Sensors usually report their status to a PLC. It is the PLC’s job to control the process. But with smart sensors, that need not always be the case, Suffi notes. “Say you have an oven with a bunch of heating elements. These elements could have a temperature sensor with built-in control algorithms that each would know when to turn on or off in order to keep an even temperature in the oven,” he says. A smart function block in the sensor could then just interact with a touchscreen operator interface, and perhaps a PLC could be eliminated, saving the company some expense, Suffi explains. “There are so many uses for intelligent sensing that your imagination is the limit.”

GO wireless

Today, almost all sensors have a wire that connects each one to a controller. But there are many applications for which the expense in labor and material is too great to justify adding sensors and associated wiring to a process—even when the information they provide could be valuable to a manufacturing software application.

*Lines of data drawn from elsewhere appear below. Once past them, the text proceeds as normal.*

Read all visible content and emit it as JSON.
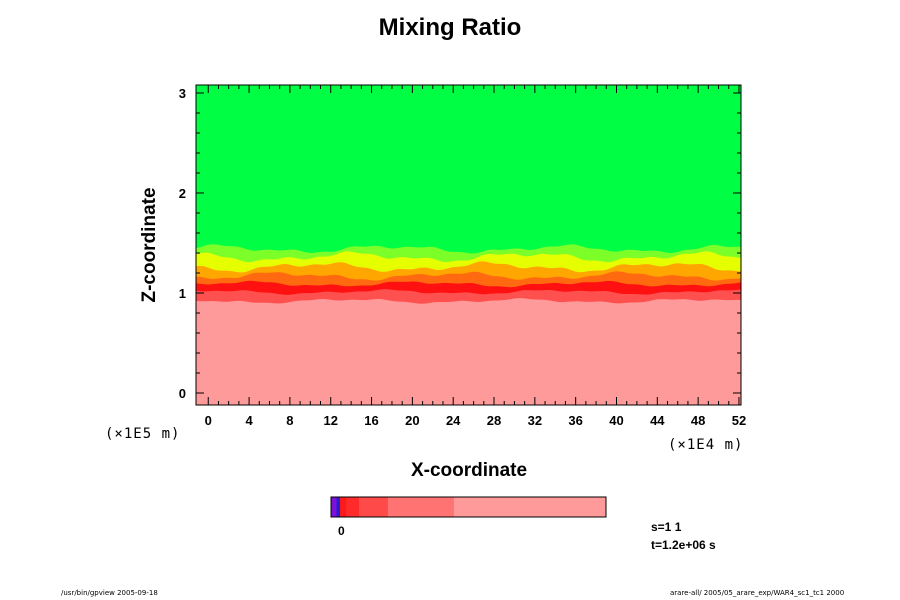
{
  "chart_data": {
    "type": "heatmap",
    "title": "Mixing Ratio",
    "xlabel": "X-coordinate",
    "ylabel": "Z-coordinate",
    "x_unit": "(×1E4 m)",
    "y_unit": "(×1E5 m)",
    "xlim": [
      -1.2,
      52.2
    ],
    "ylim": [
      -0.12,
      3.08
    ],
    "x_ticks": [
      0,
      4,
      8,
      12,
      16,
      20,
      24,
      28,
      32,
      36,
      40,
      44,
      48,
      52
    ],
    "y_ticks": [
      0,
      1,
      2,
      3
    ],
    "grid": false,
    "field_layers": [
      {
        "name": "upper",
        "color": "#00ff44"
      },
      {
        "name": "transition-light-green",
        "color": "#7cff28"
      },
      {
        "name": "transition-yellow",
        "color": "#e6ff00"
      },
      {
        "name": "transition-orange",
        "color": "#ffa600"
      },
      {
        "name": "transition-dark-orange",
        "color": "#ff6a10"
      },
      {
        "name": "peak-red",
        "color": "#ff1111"
      },
      {
        "name": "lower-red",
        "color": "#ff5050"
      },
      {
        "name": "lower",
        "color": "#ff9a9a"
      }
    ],
    "colorbar": {
      "tick_label": "0",
      "segments": [
        {
          "color": "#7c12d8",
          "fraction": 0.02
        },
        {
          "color": "#2a1bd0",
          "fraction": 0.013
        },
        {
          "color": "#ff1a1a",
          "fraction": 0.022
        },
        {
          "color": "#ff2b2b",
          "fraction": 0.047
        },
        {
          "color": "#ff4a4a",
          "fraction": 0.105
        },
        {
          "color": "#ff7373",
          "fraction": 0.24
        },
        {
          "color": "#ff9a9a",
          "fraction": 0.553
        }
      ]
    },
    "annotations": {
      "step": "s=1 1",
      "time": "t=1.2e+06 s"
    }
  },
  "footer": {
    "left": "/usr/bin/gpview 2005-09-18",
    "right": "arare-all/ 2005/05_arare_exp/WAR4_sc1_tc1 2000"
  }
}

One potential solution for these applications involves a new wireless network standard that is gaining traction, and is low cost and easy to install. Based on the IEEE 815.4 standard of the Institute of Electrical and Electronic Engineers, ZigBee is a “mesh” and “self-healing” network. New devices added into the wireless area find the network and add themselves to it. Other devices find it as well and start using it if needed.

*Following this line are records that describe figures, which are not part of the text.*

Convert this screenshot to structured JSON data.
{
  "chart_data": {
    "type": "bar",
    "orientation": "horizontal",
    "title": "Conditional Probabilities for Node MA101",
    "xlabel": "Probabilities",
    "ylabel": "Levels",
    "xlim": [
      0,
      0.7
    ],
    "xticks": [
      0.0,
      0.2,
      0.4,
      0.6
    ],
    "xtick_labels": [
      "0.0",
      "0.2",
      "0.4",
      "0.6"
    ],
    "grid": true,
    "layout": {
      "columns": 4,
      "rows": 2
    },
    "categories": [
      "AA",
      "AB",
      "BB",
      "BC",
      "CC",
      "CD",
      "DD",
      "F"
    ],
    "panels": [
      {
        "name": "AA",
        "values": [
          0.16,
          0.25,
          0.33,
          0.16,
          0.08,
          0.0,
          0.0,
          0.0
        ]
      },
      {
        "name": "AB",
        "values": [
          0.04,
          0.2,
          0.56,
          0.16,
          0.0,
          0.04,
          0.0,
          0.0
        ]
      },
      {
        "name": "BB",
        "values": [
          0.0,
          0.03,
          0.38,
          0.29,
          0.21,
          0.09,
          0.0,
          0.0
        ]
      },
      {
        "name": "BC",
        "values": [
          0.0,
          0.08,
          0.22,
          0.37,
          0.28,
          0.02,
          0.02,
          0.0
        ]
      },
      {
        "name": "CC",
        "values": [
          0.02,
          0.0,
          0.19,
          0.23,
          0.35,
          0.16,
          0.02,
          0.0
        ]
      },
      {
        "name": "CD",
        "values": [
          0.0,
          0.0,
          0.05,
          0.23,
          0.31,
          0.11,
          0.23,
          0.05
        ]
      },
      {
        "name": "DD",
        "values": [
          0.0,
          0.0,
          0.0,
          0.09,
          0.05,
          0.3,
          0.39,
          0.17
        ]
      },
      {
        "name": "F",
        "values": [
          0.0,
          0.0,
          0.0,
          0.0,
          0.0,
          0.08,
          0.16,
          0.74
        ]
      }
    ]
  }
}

One early supplier of ZigBee chips, protocol stacks and development tools is Boston-based Ember Corp. Venkat Bahl, Ember vice president of marketing for device and ZigBee lines, is also a board member of the ZigBee Alliance. “We’re a promoter of the ZigBee alliance,” states Bahl, “because it fosters interoperability of platforms so that end users don’t have to worry about getting stuck with some kind of niche proprietary product.”

Eaton Corp., in Milwaukee, is an Ember customer that develops wireless sensor networks for applications such as building automation. Jose Gutierrez is principal engineer and program manager for wireless communications at Eaton’s Corporate Research and Development Center. “We were co-founders of the IEEE standard for wireless mesh networking and also for the ZigBee Alliance,” states Gutierrez. “There were no standards for this technology at the time, and we wanted all the benefits of stability and collaboration that standards bring.”

A first commercial offering of this technology from Eaton is called the Home Heartbeat System. Described as a “home awareness” system, not precisely a security system, Home Heartbeat consists of a base station, removable key fob-style display and a variety of wireless sensors that detect open/closed doors, water flow, electric power and other conditions. “We are now working to expand this to building automation with two grants from the U.S. Department of Energy,” says Gutierrez. “Some research slated for the future is how to provide power to run the system and a three-dimensional location system for each sensor. What is available now is a low-cost, bi-directional wireless mesh network. As competition increases, we should see prices drop to where it is economical to apply. The trouble is that everyone wants wireless, but no one wants to pay extra for it.”

Gutierrez points to the future, “The winners among the components people are those who provide the complete package with development tool set, plug-ins and commissioning help. Wireless mesh networking is the next big revolution, but everyone still has the point-to-point networking attitude.”